The California Public Utilities Commission on Thursday approved Charter’s $78 billion acquisition of Time Warner Cable, the second-largest cable provider, and its related $10.4 billion acquisition of Bright House Networks.{ad}

Stamford, Connecticut-based Charter said it anticipates closing the transactions next week.

The combination of Charter, Time Warner Cable (TWC) and Bright House Networks will create the second-largest cable company and third-largest multi-channel video programming distributor in the United States, with more than 17 million video subscribers, according to the U.S. Department of Justice.

In order to secure regulatory approvals from the Justice Department and Federal Communications Commission, Charter agreed to a number of merger conditions, which include expansion of broadband services to millions of additional locations.

Although the government said the new company would have a greater incentive and ability to impose restrictions on programmers, limiting their ability to show content through online video distributors, the Justice Department reached a settlement with Charter to address alleged harms stemming from the merger.

The Federal Communications Commission also found the combination of Charter and TWC would potentially harm the public interest without certain conditions, including one that prevents Charter for seven years from imposing so-called data caps or charging usage-based pricing for its residential broadband service.

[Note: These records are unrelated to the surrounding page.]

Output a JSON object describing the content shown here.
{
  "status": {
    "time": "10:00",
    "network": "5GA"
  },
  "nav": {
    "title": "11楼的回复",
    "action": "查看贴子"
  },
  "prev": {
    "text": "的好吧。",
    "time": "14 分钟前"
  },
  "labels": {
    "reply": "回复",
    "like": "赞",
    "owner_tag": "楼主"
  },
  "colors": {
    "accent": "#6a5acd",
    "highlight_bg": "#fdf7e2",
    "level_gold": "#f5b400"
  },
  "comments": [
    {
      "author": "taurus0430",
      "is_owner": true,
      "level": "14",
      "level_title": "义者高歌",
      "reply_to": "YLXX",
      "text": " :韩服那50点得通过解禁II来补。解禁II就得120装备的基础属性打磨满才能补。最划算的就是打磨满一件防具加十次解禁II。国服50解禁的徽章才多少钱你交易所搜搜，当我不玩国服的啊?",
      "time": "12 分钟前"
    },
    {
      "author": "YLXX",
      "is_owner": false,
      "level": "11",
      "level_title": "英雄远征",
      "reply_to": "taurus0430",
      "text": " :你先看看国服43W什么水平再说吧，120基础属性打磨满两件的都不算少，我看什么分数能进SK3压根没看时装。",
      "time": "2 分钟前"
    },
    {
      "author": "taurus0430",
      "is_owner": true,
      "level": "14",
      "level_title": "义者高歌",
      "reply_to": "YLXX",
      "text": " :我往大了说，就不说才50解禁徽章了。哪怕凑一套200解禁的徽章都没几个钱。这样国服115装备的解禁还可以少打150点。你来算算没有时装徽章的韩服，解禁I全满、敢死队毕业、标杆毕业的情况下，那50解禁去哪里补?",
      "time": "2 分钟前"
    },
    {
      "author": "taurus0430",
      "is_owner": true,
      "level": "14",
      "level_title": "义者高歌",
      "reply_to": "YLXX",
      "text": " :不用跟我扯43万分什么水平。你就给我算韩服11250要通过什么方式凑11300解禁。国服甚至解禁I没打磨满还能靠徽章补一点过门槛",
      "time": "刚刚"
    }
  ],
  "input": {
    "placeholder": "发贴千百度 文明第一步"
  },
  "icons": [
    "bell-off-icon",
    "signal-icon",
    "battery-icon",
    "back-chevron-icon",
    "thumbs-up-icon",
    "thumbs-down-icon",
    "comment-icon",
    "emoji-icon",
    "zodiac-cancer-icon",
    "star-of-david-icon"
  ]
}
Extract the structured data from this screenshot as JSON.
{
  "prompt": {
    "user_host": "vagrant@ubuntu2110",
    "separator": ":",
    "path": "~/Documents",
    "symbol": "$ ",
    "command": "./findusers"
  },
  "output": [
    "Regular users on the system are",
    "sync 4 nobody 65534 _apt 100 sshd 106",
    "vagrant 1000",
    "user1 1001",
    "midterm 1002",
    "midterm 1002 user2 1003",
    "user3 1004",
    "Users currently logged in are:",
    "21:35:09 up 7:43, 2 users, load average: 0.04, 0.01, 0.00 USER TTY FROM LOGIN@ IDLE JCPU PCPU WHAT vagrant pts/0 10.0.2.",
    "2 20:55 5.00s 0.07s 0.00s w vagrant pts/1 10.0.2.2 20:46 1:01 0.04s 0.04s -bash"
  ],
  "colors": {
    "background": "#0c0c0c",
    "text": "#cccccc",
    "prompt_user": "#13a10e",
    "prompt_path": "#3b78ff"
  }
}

“Today, Charter is a medium-sized company. Once the transaction with Time Warner Cable and Bright House Networks closes, New Charter will be a far larger company facing different incentives and possessing different abilities that could lead it to hamper or prevent its current and future online video rivals from expanding, becoming more competitive, or starting up in the first place,” the FCC noted in its order approving the transactions with conditions.

Ajit Pai, a Republican commissioner at the FCC, criticized the majority as using the deal as a “vehicle for advancing its ambitious agenda to micromanage the Internet economy.”